I don’t remember a silence quite like last night’s packed Wigmore Hall. Mischa Maisky was back after prolonged illness with his career- long recital partner Martha Argerich and a youngish violinist, Yossif Ivanov.
Mischa, looking gaunt in a shroud-like, loose white shirt, played the first Bach cello suite with expressions of facial pain contradicted by sounds of celestial serenity. Martha, 83 years old, had no time to lose. She lit into the Bach C minor Partita before the seat-leather of the piano stool had felt her full weight. The lightness of her finger touch was ever a wonder of the world. Last night it was literally breathtaking.

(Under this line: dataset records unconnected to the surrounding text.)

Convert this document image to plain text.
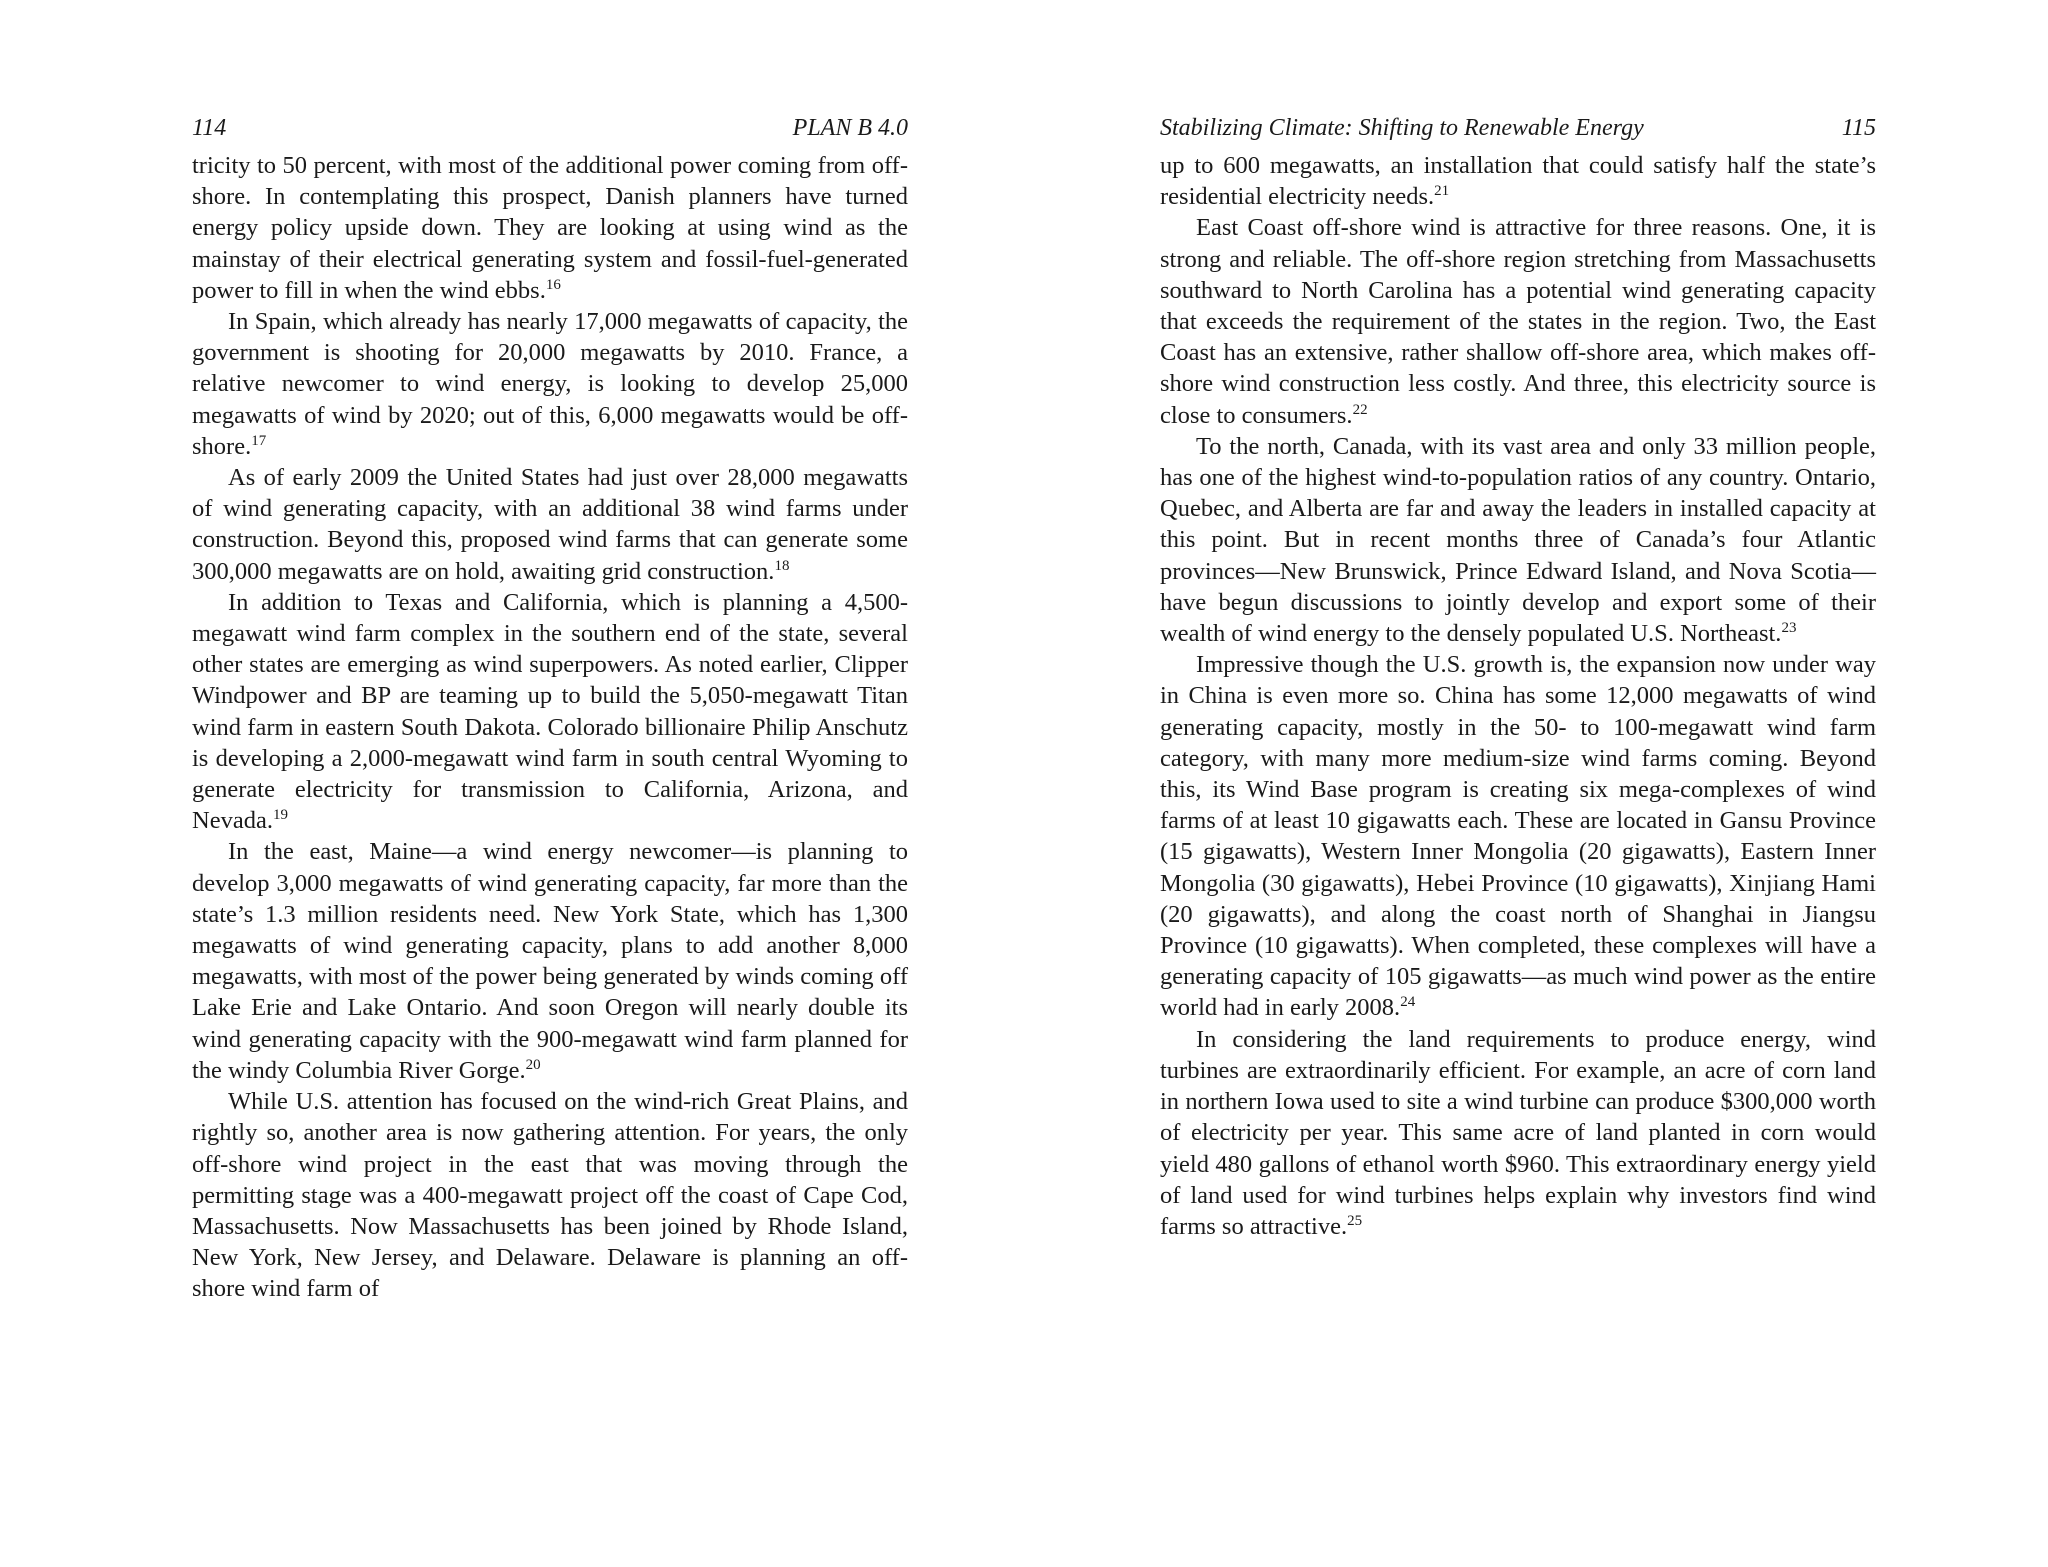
114	PLAN B 4.0

tricity to 50 percent, with most of the additional power coming from off-shore. In contemplating this prospect, Danish planners have turned energy policy upside down. They are looking at using wind as the mainstay of their electrical generating system and fossil-fuel-generated power to fill in when the wind ebbs.$^{16}$

In Spain, which already has nearly 17,000 megawatts of capacity, the government is shooting for 20,000 megawatts by 2010. France, a relative newcomer to wind energy, is looking to develop 25,000 megawatts of wind by 2020; out of this, 6,000 megawatts would be off-shore.$^{17}$

As of early 2009 the United States had just over 28,000 megawatts of wind generating capacity, with an additional 38 wind farms under construction. Beyond this, proposed wind farms that can generate some 300,000 megawatts are on hold, awaiting grid construction.$^{18}$

In addition to Texas and California, which is planning a 4,500-megawatt wind farm complex in the southern end of the state, several other states are emerging as wind superpowers. As noted earlier, Clipper Windpower and BP are teaming up to build the 5,050-megawatt Titan wind farm in eastern South Dakota. Colorado billionaire Philip Anschutz is developing a 2,000-megawatt wind farm in south central Wyoming to generate electricity for transmission to California, Arizona, and Nevada.$^{19}$

In the east, Maine—a wind energy newcomer—is planning to develop 3,000 megawatts of wind generating capacity, far more than the state’s 1.3 million residents need. New York State, which has 1,300 megawatts of wind generating capacity, plans to add another 8,000 megawatts, with most of the power being generated by winds coming off Lake Erie and Lake Ontario. And soon Oregon will nearly double its wind generating capacity with the 900-megawatt wind farm planned for the windy Columbia River Gorge.$^{20}$

While U.S. attention has focused on the wind-rich Great Plains, and rightly so, another area is now gathering attention. For years, the only off-shore wind project in the east that was moving through the permitting stage was a 400-megawatt project off the coast of Cape Cod, Massachusetts. Now Massachusetts has been joined by Rhode Island, New York, New Jersey, and Delaware. Delaware is planning an off-shore wind farm of

Stabilizing Climate: Shifting to Renewable Energy	115

up to 600 megawatts, an installation that could satisfy half the state’s residential electricity needs.$^{21}$

East Coast off-shore wind is attractive for three reasons. One, it is strong and reliable. The off-shore region stretching from Massachusetts southward to North Carolina has a potential wind generating capacity that exceeds the requirement of the states in the region. Two, the East Coast has an extensive, rather shallow off-shore area, which makes off-shore wind construction less costly. And three, this electricity source is close to consumers.$^{22}$

To the north, Canada, with its vast area and only 33 million people, has one of the highest wind-to-population ratios of any country. Ontario, Quebec, and Alberta are far and away the leaders in installed capacity at this point. But in recent months three of Canada’s four Atlantic provinces—New Brunswick, Prince Edward Island, and Nova Scotia—have begun discussions to jointly develop and export some of their wealth of wind energy to the densely populated U.S. Northeast.$^{23}$

Impressive though the U.S. growth is, the expansion now under way in China is even more so. China has some 12,000 megawatts of wind generating capacity, mostly in the 50- to 100-megawatt wind farm category, with many more medium-size wind farms coming. Beyond this, its Wind Base program is creating six mega-complexes of wind farms of at least 10 gigawatts each. These are located in Gansu Province (15 gigawatts), Western Inner Mongolia (20 gigawatts), Eastern Inner Mongolia (30 gigawatts), Hebei Province (10 gigawatts), Xinjiang Hami (20 gigawatts), and along the coast north of Shanghai in Jiangsu Province (10 gigawatts). When completed, these complexes will have a generating capacity of 105 gigawatts—as much wind power as the entire world had in early 2008.24

In considering the land requirements to produce energy, wind turbines are extraordinarily efficient. For example, an acre of corn land in northern Iowa used to site a wind turbine can produce $300,000 worth of electricity per year. This same acre of land planted in corn would yield 480 gallons of ethanol worth $960. This extraordinary energy yield of land used for wind turbines helps explain why investors find wind farms so attractive.$^{25}$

Between movements, Martha coughed into a handkerchief. She was clearly unwell with a cold. Such was her spell that no-one in the audience gave a responsive cough. Martha looked up once or twice at the naked ladies in the Wigmore cupola overhead, as if to remind herself where she was and why it mattered. Only in the Wigmore Hall is such silence possible. Yes, it was still there.
In trios by Haydn and Mendelssohn the violinist Ivanov, a professor in Brussels, had his chance of stardom dimmed by two powerful personalities. He must have known what to expect.
The encore was a setting of Schubert’s song ‘Du bist die Ruh’, alternating violin and cello in the vocal line with Martha fluttering away, all smiles, her cough miraculously cured.